Mit Beschluss vom forderte das Bundesfinanzgericht die Bf auf, die Mängel der Beschwerden (Fehlen von Bezeichnung des Bescheides/der Bescheide, gegen den/die sie sich richtet und einer Begründung) gemäß § 85 Abs 2 in Verbindung mit § 2a BAO innerhalb einer Frist von drei Wochen ab Zustellung des betreffenden Beschlusses zu beheben. Der Beschluss wurde wie folgt begründet: "In Ihrem Schreiben vom nehmen Sie Bezug auf ,den Bescheid vom ' und erheben dagegen ,Einspruch'. Am wurden Einkommensteuerbescheide für die Jahre 2014-2018 erlassen. Am ergingen aber auch die Bescheide über die Wiederaufnahme des Verfahrens (§ 303 BAO) betreffend Einkommensteuer 2014 und 2016, der Bescheid über die Aufhebung des Einkommensteuerbescheides 2015 gemäß § 299 BAO sowie Bescheide über die Festsetzung von Anspruchszinsen für die Jahre 2014-2017." Die Bf solle darlegen, gegen welchen Bescheid bzw welche Bescheide sich ihre Beschwerden richten und sie solle überdies erläutern, aus welchen Gründen sie ihre Beschwerden für gerechtfertigt / Erfolg versprechend halte.

Am erläuterte die Bf in einem Schreiben an das Bundesfinanzgericht, dass die Beschwerden gegen alle im Mängelbehebungsauftrag genannten Bescheide gerichtet seien.
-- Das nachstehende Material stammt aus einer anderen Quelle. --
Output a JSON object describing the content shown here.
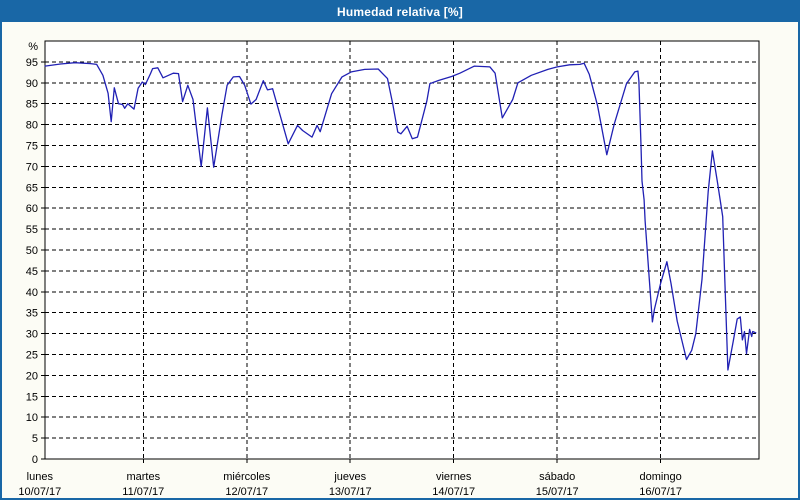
{
  "window": {
    "title": "Humedad relativa [%]"
  },
  "colors": {
    "titlebar_bg": "#1967a6",
    "titlebar_text": "#ffffff",
    "window_bg": "#fcfcf5",
    "plot_bg": "#ffffff",
    "grid": "#000000",
    "axis": "#000000",
    "series_line": "#2121b4",
    "tick_text": "#000000"
  },
  "chart_data": {
    "type": "line",
    "title": "Humedad relativa [%]",
    "ylabel": "%",
    "y_unit_label": "%",
    "ylim": [
      0,
      100
    ],
    "y_ticks": [
      0,
      5,
      10,
      15,
      20,
      25,
      30,
      35,
      40,
      45,
      50,
      55,
      60,
      65,
      70,
      75,
      80,
      85,
      90,
      95
    ],
    "grid": "dashed",
    "legend_position": "none",
    "x_axis": {
      "days": [
        {
          "name": "lunes",
          "date": "10/07/17"
        },
        {
          "name": "martes",
          "date": "11/07/17"
        },
        {
          "name": "miércoles",
          "date": "12/07/17"
        },
        {
          "name": "jueves",
          "date": "13/07/17"
        },
        {
          "name": "viernes",
          "date": "14/07/17"
        },
        {
          "name": "sábado",
          "date": "15/07/17"
        },
        {
          "name": "domingo",
          "date": "16/07/17"
        }
      ]
    },
    "series": [
      {
        "name": "Humedad relativa",
        "color": "#2121b4",
        "x_unit": "days_since_2017-07-10_00:00",
        "points": [
          [
            0.05,
            94
          ],
          [
            0.2,
            94.5
          ],
          [
            0.34,
            94.8
          ],
          [
            0.49,
            94.6
          ],
          [
            0.55,
            94.4
          ],
          [
            0.61,
            91.8
          ],
          [
            0.66,
            87.5
          ],
          [
            0.69,
            80.7
          ],
          [
            0.72,
            88.8
          ],
          [
            0.76,
            85
          ],
          [
            0.8,
            84.8
          ],
          [
            0.82,
            83.9
          ],
          [
            0.85,
            85
          ],
          [
            0.91,
            83.7
          ],
          [
            0.95,
            88.7
          ],
          [
            0.99,
            90.2
          ],
          [
            1.02,
            89.6
          ],
          [
            1.07,
            92.2
          ],
          [
            1.09,
            93.4
          ],
          [
            1.14,
            93.6
          ],
          [
            1.19,
            91.2
          ],
          [
            1.29,
            92.3
          ],
          [
            1.34,
            92.2
          ],
          [
            1.38,
            85.5
          ],
          [
            1.43,
            89.4
          ],
          [
            1.48,
            86
          ],
          [
            1.56,
            70
          ],
          [
            1.62,
            84
          ],
          [
            1.68,
            69.8
          ],
          [
            1.76,
            82.3
          ],
          [
            1.81,
            89.4
          ],
          [
            1.87,
            91.4
          ],
          [
            1.93,
            91.5
          ],
          [
            1.98,
            89.4
          ],
          [
            2.04,
            84.9
          ],
          [
            2.09,
            86
          ],
          [
            2.16,
            90.5
          ],
          [
            2.2,
            88.3
          ],
          [
            2.25,
            88.6
          ],
          [
            2.4,
            75.4
          ],
          [
            2.49,
            79.8
          ],
          [
            2.54,
            78.6
          ],
          [
            2.63,
            77
          ],
          [
            2.68,
            79.8
          ],
          [
            2.71,
            78.3
          ],
          [
            2.82,
            87.4
          ],
          [
            2.92,
            91.4
          ],
          [
            3.01,
            92.6
          ],
          [
            3.14,
            93.2
          ],
          [
            3.27,
            93.3
          ],
          [
            3.36,
            91
          ],
          [
            3.41,
            85
          ],
          [
            3.46,
            78.2
          ],
          [
            3.49,
            77.8
          ],
          [
            3.55,
            79.6
          ],
          [
            3.6,
            76.6
          ],
          [
            3.65,
            77
          ],
          [
            3.74,
            85.6
          ],
          [
            3.77,
            89.8
          ],
          [
            3.86,
            90.6
          ],
          [
            3.98,
            91.5
          ],
          [
            4.06,
            92.3
          ],
          [
            4.2,
            94
          ],
          [
            4.35,
            93.8
          ],
          [
            4.4,
            92.3
          ],
          [
            4.47,
            81.6
          ],
          [
            4.57,
            86
          ],
          [
            4.62,
            90
          ],
          [
            4.75,
            91.8
          ],
          [
            4.91,
            93.2
          ],
          [
            5.0,
            93.8
          ],
          [
            5.12,
            94.3
          ],
          [
            5.22,
            94.4
          ],
          [
            5.26,
            94.7
          ],
          [
            5.31,
            92
          ],
          [
            5.39,
            84.6
          ],
          [
            5.48,
            72.8
          ],
          [
            5.55,
            80
          ],
          [
            5.67,
            89.8
          ],
          [
            5.75,
            92.6
          ],
          [
            5.78,
            92.8
          ],
          [
            5.79,
            90.4
          ],
          [
            5.81,
            75
          ],
          [
            5.82,
            66.5
          ],
          [
            5.84,
            62
          ],
          [
            5.85,
            57
          ],
          [
            5.89,
            43
          ],
          [
            5.92,
            32.8
          ],
          [
            5.94,
            35.8
          ],
          [
            6.0,
            42
          ],
          [
            6.06,
            47.2
          ],
          [
            6.1,
            42
          ],
          [
            6.16,
            33
          ],
          [
            6.25,
            23.8
          ],
          [
            6.3,
            26
          ],
          [
            6.34,
            30
          ],
          [
            6.4,
            43
          ],
          [
            6.46,
            64
          ],
          [
            6.5,
            73.7
          ],
          [
            6.55,
            66
          ],
          [
            6.6,
            58
          ],
          [
            6.62,
            43
          ],
          [
            6.65,
            21.3
          ],
          [
            6.7,
            28
          ],
          [
            6.74,
            33.5
          ],
          [
            6.77,
            34
          ],
          [
            6.79,
            28.5
          ],
          [
            6.81,
            30.5
          ],
          [
            6.83,
            25.2
          ],
          [
            6.86,
            31
          ],
          [
            6.88,
            29.3
          ],
          [
            6.89,
            30.5
          ],
          [
            6.92,
            30.2
          ]
        ]
      }
    ],
    "x_range_days": [
      0.05,
      6.95
    ]
  }
}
Die Bf haben sich als französische Staatsbürgerin nicht zur Besteuerung der Einkünfte verpflichtet gefühlt.

Dieses Schreiben wurde der belangten Behörde vom Bundesfinanzgericht am übermittelt. Gleichzeitig wurde die belangte Behörde mit Beschluss (gemäß § 266 Abs 4 BAO) dazu aufgefordert, bis längstens noch fehlende Aktenbestandteile nachzureichen. Dazu erläuterte das Bundesfinanzgericht, dass die Beschwerden vom auch gegen die Bescheide über die Wiederaufnahme des Verfahrens (§ 303 BAO) betreffend Einkommensteuer 2014 und 2016, gegen den Bescheid über die Aufhebung des Einkommensteuerbescheides 2015 gemäß § 299 BAO sowie gegen die Bescheide über die Festsetzung von Anspruchszinsen für die Jahre 2014 bis 2017 gerichtet war. Das Bundesfinanzgericht ersuche um Übermittlung von fehlenden Aktenteilen (nämlich der Beschwerdevorentscheidungen in Bezug auf die oben angeführten Bescheide).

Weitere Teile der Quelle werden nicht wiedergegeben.